Extract lowest values from pandas dataframe based on the highest value


I get data from a finance API that looks like this:

ind | open high low close

0 | 2.04 2.04 2.04 2.04

1 | 2.06 2.10 2.06 2.10

2 | 2.10 2.11 2.10 2.11

3 | 2.12 2.12 2.10 2.10

4 | 2.06 2.06 2.06 2.06

My Question: Each row represents 1 minute. Once I've identified the highest value, how can I extract the lowest value BEFORE the high, and the lowest value AFTER the high? I want to create two new columns and add both values into the 0 row.

My way of solving isn't working in pandas: I come from an excel/VBA background. In VBA, I would tell Excel to make a variable from the highest value, and then go down each row to compare the "high" value within that row. If that row's "high" value isn't equal to the variable, Excel will grab the lowest value in that row and dump it into an array. I'd tell Excel to keep dumping "low" values into an array until the "high" value within the row matches the variable. I then extract the lowest value from the array and that's how I get the "low BEFORE high" value.
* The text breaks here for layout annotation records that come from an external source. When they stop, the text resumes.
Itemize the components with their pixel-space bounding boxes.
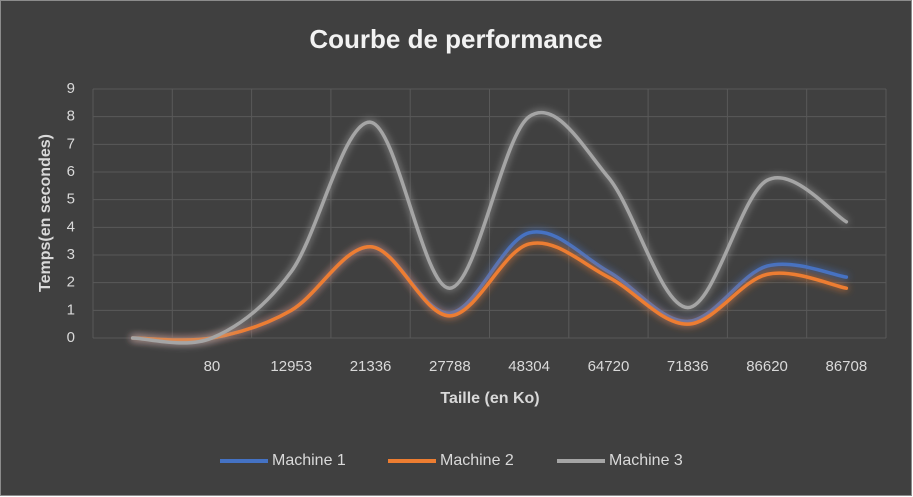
y-tick-label: 3 bbox=[67, 246, 75, 263]
y-tick-label: 7 bbox=[67, 135, 75, 152]
y-tick-label: 2 bbox=[67, 274, 75, 291]
series-line bbox=[130, 110, 849, 345]
y-tick-label: 5 bbox=[67, 191, 75, 208]
series-line bbox=[130, 241, 849, 342]
x-tick-label: 27788 bbox=[429, 358, 471, 375]
y-tick-label: 1 bbox=[67, 301, 75, 318]
y-tick-label: 0 bbox=[67, 329, 75, 346]
x-axis-title: Taille (en Ko) bbox=[440, 390, 539, 407]
x-tick-label: 21336 bbox=[350, 358, 392, 375]
y-tick-label: 6 bbox=[67, 163, 75, 180]
y-tick-label: 9 bbox=[67, 80, 75, 97]
chart-title: Courbe de performance bbox=[309, 24, 602, 54]
legend-label: Machine 2 bbox=[440, 452, 514, 469]
x-tick-label: 80 bbox=[204, 358, 221, 375]
legend-label: Machine 1 bbox=[272, 452, 346, 469]
x-tick-label: 86620 bbox=[746, 358, 788, 375]
y-axis-title: Temps(en secondes) bbox=[37, 134, 54, 292]
y-tick-label: 4 bbox=[67, 218, 75, 235]
x-tick-label: 71836 bbox=[667, 358, 709, 375]
x-tick-label: 86708 bbox=[825, 358, 867, 375]
legend-label: Machine 3 bbox=[609, 452, 683, 469]
x-tick-label: 48304 bbox=[508, 358, 550, 375]
x-tick-label: 12953 bbox=[270, 358, 312, 375]
y-tick-label: 8 bbox=[67, 108, 75, 125]
x-tick-label: 64720 bbox=[588, 358, 630, 375]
However, I'm having a tough time "moving" within a pandas dataframe. Can you lend me a hand?


Solution

  • Assuming your data frame is sequentially indexed (0, 1, 2, 3, ...):

    idxmax = df['close'].idxmax()
    
    max_value = df.loc[idxmax, 'close']
    lowest_before = df.loc[:idxmax-1, 'close'].min()
    highest_after = df.loc[idxmax+1:, 'close'].max()